When an English as a Second Language (ESL) class for adults was opened this month at Middleton Street Elementary School, it was the 19th extra class begun by the Huntington Park Community Adult School since September.
The classes were created to try to meet the tremendous demand for ESL in the area. But even after enrolling 426 non-English speaking adults in the classes, more than 800 others were left on the waiting list.
"We can't keep up with the demand," said principal Oscar L. Gallego.
The situation is typical of many of the adult schools in the Los Angeles Unified School District, where the number of students on waiting lists for ESL classes has risen sharply in recent years. There are about 24,000 adults now waiting to get into English classes. Of the district's 400,000 pupils in adult education, 200,000 are in ESL.
Gallego was able to open additional English classes this fall in Huntington Park and Bell in anticipation of his school's share of $6 million earmarked by Gov. George Deukmejian in the 1987-88 budget specifically for ESL growth statewide.
The money will be allocated to school districts in proportion to need, based on the number of non-English speaking students in the kindergarten through grade-12 programs, according to Gabriel Cortina, assistant superintendent in charge of the Division of Adult and Occupational Education, which runs ESL programs.
Although the promised funding initially allowed the Los Angeles district to reduce its waiting list by 6,500, the list has grown by almost the same amount since then, according to Dale MacIntyre, who keeps statistics for the adult education division.
Suit Filed Over Shortage
Last month, the Bell chapter of the League of United Latin-American Citizens (LULAC) joined three other plaintiffs in filing suit against the Los Angeles Unified School District over a reported shortage of ESL classes for adults and a 1986-87 waiting list of 40,000 names.
In the lawsuit filed in Superior Court in October, LULAC, along with the Assn. of Mexican-American Educators and two private citizens, charged that the Los Angeles Unified School District violated the 1924 California Education Code which requires ESL instruction for non-English speaking adults "to a degree of proficiency equal to that required for completion of the eighth grade."
But district officials say they simply do not have the money to keep up with the demand. They say the state put a cap on the growth of ESL classes, restricting state funding to allow just a 2.5% increase each year in six of the last eight years. Currently, 57% of the total adult education budget in the district is allocated for ESL.
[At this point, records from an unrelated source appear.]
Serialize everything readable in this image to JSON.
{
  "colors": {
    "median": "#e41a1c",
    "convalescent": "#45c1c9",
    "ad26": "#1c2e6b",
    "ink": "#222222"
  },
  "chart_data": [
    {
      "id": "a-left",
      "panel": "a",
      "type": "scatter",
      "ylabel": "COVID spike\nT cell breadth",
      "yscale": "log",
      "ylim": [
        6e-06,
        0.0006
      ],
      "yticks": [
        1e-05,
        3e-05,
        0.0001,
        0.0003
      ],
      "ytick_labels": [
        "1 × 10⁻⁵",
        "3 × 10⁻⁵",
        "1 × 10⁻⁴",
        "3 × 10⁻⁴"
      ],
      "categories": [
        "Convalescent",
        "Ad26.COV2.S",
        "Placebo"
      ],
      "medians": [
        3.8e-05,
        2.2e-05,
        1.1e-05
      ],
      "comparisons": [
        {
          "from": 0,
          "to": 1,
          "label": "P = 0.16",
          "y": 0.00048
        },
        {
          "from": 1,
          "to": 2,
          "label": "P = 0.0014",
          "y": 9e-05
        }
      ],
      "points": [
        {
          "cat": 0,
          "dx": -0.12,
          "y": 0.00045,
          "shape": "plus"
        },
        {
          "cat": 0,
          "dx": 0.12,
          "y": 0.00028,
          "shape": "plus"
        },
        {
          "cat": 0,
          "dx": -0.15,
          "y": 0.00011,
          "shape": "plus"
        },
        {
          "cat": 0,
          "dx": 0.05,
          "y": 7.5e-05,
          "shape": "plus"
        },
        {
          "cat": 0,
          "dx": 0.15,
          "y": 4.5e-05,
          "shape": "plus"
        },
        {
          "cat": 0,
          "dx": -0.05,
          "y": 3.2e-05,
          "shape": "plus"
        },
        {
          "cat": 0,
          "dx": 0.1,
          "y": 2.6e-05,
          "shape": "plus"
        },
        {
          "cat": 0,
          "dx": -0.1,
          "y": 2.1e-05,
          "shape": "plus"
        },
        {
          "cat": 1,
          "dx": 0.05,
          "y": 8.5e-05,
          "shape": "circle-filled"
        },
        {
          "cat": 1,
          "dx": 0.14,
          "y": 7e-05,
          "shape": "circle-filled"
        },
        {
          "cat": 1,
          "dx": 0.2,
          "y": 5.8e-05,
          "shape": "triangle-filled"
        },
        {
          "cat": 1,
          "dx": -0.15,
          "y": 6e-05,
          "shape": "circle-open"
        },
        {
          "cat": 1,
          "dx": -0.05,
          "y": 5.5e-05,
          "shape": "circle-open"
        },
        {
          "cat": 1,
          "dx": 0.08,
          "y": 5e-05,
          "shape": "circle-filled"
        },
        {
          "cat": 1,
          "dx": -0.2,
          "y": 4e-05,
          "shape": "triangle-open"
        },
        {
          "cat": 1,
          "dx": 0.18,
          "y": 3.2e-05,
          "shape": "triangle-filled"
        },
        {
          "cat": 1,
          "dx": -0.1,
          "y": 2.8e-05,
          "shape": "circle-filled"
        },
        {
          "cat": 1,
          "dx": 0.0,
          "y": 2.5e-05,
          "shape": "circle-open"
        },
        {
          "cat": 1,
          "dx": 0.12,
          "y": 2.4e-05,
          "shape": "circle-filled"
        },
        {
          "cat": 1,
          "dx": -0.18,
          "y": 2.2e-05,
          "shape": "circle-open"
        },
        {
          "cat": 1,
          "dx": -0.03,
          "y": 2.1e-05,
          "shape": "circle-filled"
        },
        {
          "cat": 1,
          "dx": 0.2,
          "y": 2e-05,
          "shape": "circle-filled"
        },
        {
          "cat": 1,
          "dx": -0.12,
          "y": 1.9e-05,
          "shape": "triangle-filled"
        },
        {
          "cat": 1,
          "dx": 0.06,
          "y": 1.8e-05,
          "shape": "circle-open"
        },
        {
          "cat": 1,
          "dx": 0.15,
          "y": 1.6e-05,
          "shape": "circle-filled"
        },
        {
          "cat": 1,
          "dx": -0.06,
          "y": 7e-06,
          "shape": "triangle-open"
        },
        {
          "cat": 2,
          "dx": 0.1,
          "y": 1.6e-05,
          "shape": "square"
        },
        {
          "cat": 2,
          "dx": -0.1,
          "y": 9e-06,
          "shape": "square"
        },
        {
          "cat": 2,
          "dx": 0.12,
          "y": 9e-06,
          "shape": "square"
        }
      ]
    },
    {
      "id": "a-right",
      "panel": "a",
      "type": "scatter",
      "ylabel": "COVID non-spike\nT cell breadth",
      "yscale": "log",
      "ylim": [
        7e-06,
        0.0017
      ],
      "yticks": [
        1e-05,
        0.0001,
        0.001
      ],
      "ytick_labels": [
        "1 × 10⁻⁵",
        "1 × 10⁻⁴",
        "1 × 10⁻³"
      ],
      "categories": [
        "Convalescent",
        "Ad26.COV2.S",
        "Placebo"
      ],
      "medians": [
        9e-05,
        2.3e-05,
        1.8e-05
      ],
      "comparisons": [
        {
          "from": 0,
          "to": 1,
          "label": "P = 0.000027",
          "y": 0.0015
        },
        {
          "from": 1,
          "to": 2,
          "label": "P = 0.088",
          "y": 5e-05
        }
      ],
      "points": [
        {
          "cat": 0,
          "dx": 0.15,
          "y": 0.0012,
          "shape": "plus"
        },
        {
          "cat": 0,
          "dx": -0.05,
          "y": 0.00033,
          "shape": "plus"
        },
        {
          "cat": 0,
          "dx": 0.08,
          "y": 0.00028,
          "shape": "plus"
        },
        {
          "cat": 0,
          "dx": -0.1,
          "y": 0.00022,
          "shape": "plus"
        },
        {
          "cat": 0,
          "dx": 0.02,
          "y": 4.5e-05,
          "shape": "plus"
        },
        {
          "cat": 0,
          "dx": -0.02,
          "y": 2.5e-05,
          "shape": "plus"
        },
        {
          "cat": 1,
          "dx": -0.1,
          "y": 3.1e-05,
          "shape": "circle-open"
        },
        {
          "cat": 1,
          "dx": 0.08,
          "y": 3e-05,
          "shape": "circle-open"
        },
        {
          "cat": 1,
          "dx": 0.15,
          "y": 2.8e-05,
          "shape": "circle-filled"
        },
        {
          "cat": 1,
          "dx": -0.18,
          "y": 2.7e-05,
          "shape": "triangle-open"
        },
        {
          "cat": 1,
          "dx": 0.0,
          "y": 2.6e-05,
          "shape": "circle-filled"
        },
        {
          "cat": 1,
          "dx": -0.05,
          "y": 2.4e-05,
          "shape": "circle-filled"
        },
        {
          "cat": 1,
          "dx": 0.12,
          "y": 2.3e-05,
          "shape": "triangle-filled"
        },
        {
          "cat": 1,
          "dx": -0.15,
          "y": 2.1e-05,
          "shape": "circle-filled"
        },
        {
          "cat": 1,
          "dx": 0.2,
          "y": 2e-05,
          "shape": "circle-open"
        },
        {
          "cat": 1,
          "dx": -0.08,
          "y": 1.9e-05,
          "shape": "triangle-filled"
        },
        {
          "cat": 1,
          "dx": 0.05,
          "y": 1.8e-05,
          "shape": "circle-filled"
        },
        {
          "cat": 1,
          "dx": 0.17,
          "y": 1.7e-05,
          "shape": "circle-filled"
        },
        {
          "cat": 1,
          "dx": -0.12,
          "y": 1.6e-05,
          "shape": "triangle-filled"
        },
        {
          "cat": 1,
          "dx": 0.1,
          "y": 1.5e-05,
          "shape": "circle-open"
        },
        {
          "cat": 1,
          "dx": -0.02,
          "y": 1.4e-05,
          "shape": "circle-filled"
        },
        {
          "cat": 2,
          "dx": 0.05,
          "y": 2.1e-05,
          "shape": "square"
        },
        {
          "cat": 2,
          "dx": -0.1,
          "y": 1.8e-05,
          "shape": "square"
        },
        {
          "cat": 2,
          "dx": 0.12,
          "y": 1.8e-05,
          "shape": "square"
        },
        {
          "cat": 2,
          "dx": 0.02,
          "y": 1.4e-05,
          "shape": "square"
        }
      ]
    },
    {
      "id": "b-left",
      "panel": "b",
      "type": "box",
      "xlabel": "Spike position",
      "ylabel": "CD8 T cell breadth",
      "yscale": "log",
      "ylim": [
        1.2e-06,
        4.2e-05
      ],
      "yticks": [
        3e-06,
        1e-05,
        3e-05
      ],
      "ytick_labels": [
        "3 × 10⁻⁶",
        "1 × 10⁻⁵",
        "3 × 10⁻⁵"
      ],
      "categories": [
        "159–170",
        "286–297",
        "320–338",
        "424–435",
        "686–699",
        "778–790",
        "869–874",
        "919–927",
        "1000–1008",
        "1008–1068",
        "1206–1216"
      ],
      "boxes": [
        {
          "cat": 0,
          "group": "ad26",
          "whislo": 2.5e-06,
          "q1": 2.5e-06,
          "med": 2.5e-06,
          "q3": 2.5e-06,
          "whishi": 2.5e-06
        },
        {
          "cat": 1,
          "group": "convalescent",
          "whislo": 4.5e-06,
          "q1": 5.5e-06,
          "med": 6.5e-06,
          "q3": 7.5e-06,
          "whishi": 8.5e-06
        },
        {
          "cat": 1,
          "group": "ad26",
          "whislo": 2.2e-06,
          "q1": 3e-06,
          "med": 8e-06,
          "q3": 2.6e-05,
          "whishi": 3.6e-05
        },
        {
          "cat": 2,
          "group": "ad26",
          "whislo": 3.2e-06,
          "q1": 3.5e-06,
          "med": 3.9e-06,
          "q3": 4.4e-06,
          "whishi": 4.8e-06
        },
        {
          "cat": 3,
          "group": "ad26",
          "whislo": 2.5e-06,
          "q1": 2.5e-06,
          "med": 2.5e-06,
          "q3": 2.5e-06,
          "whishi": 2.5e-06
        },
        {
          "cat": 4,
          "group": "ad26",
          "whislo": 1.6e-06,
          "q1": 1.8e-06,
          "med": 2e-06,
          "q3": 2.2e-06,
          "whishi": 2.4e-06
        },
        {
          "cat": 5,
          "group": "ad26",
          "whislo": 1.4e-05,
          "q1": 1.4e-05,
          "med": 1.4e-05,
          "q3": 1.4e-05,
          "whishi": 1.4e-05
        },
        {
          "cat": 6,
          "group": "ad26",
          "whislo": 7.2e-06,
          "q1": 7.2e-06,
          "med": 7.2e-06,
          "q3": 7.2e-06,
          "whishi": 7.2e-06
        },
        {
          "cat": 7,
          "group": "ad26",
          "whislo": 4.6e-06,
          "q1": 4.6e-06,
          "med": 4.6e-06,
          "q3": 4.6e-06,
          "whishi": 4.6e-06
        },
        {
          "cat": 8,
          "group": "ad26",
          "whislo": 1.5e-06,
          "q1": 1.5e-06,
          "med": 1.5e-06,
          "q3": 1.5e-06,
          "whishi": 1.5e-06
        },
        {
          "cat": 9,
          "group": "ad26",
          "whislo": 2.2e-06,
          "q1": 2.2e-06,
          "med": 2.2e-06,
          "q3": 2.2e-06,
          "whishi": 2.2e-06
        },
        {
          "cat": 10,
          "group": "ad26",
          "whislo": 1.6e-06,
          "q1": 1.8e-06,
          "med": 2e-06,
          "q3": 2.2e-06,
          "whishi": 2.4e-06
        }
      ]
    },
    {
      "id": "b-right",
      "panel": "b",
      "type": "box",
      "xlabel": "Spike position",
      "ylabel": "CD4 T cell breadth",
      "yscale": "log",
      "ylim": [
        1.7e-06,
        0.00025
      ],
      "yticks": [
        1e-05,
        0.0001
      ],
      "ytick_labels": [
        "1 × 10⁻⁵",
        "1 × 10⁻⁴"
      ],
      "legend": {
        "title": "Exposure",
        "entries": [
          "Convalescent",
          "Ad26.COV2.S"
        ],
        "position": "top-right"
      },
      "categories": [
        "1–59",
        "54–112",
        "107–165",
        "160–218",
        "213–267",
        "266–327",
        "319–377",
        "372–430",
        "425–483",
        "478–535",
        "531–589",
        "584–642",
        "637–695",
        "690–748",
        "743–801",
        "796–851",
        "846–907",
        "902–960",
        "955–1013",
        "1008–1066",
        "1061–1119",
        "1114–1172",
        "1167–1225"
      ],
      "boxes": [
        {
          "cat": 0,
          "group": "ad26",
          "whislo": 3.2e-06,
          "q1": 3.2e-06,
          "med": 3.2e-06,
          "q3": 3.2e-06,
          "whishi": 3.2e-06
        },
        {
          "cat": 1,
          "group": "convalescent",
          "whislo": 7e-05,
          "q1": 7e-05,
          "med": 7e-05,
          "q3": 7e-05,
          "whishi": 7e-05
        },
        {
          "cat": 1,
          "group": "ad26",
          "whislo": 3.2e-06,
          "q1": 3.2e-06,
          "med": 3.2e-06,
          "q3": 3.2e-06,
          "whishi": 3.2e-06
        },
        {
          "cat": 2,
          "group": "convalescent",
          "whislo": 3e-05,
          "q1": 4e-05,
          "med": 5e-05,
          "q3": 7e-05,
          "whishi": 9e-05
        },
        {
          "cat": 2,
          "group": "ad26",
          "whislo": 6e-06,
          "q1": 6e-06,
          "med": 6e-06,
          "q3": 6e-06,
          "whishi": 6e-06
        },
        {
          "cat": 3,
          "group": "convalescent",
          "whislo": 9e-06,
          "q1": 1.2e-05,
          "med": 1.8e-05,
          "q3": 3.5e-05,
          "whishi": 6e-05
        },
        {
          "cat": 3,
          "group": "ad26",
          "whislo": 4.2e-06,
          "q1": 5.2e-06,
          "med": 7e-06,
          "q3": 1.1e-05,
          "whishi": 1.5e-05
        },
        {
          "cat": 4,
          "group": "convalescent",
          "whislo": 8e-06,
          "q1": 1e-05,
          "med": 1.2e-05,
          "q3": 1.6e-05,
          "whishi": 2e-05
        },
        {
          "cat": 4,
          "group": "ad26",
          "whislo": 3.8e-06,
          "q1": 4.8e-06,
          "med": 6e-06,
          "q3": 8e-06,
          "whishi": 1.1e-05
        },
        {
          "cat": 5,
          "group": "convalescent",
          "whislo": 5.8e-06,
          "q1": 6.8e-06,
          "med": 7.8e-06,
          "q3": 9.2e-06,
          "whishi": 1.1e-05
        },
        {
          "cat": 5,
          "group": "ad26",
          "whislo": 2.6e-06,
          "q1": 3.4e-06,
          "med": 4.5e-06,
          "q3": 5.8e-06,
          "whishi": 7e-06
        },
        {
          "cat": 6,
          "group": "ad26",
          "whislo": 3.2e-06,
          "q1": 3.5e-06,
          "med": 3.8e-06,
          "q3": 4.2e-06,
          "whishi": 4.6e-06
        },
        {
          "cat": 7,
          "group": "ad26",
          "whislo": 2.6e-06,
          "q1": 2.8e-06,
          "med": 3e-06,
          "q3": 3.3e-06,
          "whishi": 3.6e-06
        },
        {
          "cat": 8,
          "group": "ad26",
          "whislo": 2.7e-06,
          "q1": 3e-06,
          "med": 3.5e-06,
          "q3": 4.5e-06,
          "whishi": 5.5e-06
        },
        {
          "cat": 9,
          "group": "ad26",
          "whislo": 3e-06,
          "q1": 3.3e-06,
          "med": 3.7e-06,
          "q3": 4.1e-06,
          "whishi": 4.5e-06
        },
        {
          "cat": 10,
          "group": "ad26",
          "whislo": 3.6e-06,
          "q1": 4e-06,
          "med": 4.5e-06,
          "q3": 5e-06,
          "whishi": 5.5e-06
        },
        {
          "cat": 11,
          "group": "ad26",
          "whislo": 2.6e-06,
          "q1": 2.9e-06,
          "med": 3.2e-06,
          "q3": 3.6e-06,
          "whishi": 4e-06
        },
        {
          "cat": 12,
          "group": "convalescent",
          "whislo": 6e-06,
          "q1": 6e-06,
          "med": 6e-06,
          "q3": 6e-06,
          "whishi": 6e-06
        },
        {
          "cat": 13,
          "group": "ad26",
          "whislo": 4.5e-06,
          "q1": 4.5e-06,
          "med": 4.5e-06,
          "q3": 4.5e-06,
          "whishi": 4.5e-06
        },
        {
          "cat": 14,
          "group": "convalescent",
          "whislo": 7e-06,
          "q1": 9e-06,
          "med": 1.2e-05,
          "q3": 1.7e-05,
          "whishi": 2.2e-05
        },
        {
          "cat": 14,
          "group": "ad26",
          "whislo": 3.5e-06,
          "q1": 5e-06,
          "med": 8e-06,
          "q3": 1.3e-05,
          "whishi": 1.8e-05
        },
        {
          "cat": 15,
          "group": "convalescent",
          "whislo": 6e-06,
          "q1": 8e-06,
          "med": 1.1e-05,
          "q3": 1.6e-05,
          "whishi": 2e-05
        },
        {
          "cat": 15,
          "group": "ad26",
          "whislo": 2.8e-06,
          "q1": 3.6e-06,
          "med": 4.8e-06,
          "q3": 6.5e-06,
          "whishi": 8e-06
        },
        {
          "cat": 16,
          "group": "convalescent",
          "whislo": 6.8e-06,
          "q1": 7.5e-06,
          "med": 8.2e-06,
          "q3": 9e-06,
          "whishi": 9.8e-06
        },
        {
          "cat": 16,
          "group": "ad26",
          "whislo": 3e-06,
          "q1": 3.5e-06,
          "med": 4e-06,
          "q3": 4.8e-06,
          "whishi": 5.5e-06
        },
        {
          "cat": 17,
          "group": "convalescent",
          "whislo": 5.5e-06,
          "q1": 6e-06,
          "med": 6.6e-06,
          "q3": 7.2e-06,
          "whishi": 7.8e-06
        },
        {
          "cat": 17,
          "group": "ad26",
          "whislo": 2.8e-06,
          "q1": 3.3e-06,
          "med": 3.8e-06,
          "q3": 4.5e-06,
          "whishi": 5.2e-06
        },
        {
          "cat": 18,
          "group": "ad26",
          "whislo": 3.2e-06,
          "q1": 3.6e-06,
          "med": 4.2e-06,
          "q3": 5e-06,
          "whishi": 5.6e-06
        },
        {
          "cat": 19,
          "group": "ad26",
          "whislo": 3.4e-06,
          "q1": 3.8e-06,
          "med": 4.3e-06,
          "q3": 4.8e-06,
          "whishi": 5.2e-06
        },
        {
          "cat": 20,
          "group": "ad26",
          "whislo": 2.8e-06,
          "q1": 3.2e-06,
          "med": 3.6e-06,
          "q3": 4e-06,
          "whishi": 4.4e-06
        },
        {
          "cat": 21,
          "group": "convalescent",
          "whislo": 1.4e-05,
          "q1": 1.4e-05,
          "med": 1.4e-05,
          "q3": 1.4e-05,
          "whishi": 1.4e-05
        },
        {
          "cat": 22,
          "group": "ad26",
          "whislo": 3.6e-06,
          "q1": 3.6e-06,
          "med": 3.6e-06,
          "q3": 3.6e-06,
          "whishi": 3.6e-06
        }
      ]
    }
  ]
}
At the Huntington Park/Bell adult school, about 2,700 of its 4,200 students are in ESL classes, and the school's total enrollment could increase by 20% with ESL students alone if it had the money, rooms and teachers. The school operates 41 ESL classes, including the 19 recently opened.
"Our position is that when you are mandated by the state, you have to meet the need," said Carmen Estrada, attorney with the Western Center on Law and Poverty, representing Maria Elena Perez, a plaintiff in the suit. "It's just like the school district has to provide education for children from kindergarten to 12th grade. They can't put those kids on a waiting list."
Ramiro Garcia, assistant superintendent for bilingual education and coordinator of ESL districtwide for K-12 classes, disagrees, saying the district is not required to provide an ESL class for every adult seeking admission--although it would like to do so.
"We are legislated by state ordinance to serve (K-12) students so that they can meet the graduation requirements," Garcia said. "The difference is that those students must be served, and the other group is supplementary.
"And we are unable to keep up with the demand. If we could, if we had the financial capability, we would do that. We don't have a philosophical difference with (the plaintiffs in the lawsuit)."
The Huntington Park/Bell adult school, which has 7.9% of the district's non-English speaking students, was notified in September it could expect to receive about $125,000, enough to fund 19 classes, said Marty Varon of adult education budget services. Hundreds of students, almost all Latino, flooded into the available classrooms.
When Gallego learned about the extra allocation, he scrambled to find teachers and facilities for the new classes. He placed students in satellite classrooms in Bell's Little Bear Park and, in Huntington Park, at the Salvation Army Church and a Seventh-day Adventist Church.
The adult school serves the communities of Huntington Park, Bell, Cudahy and Maywood. It normally operates at night at two high schools--Huntington Park High School and Bell High School--and is directed from Huntington Park High by Gallego.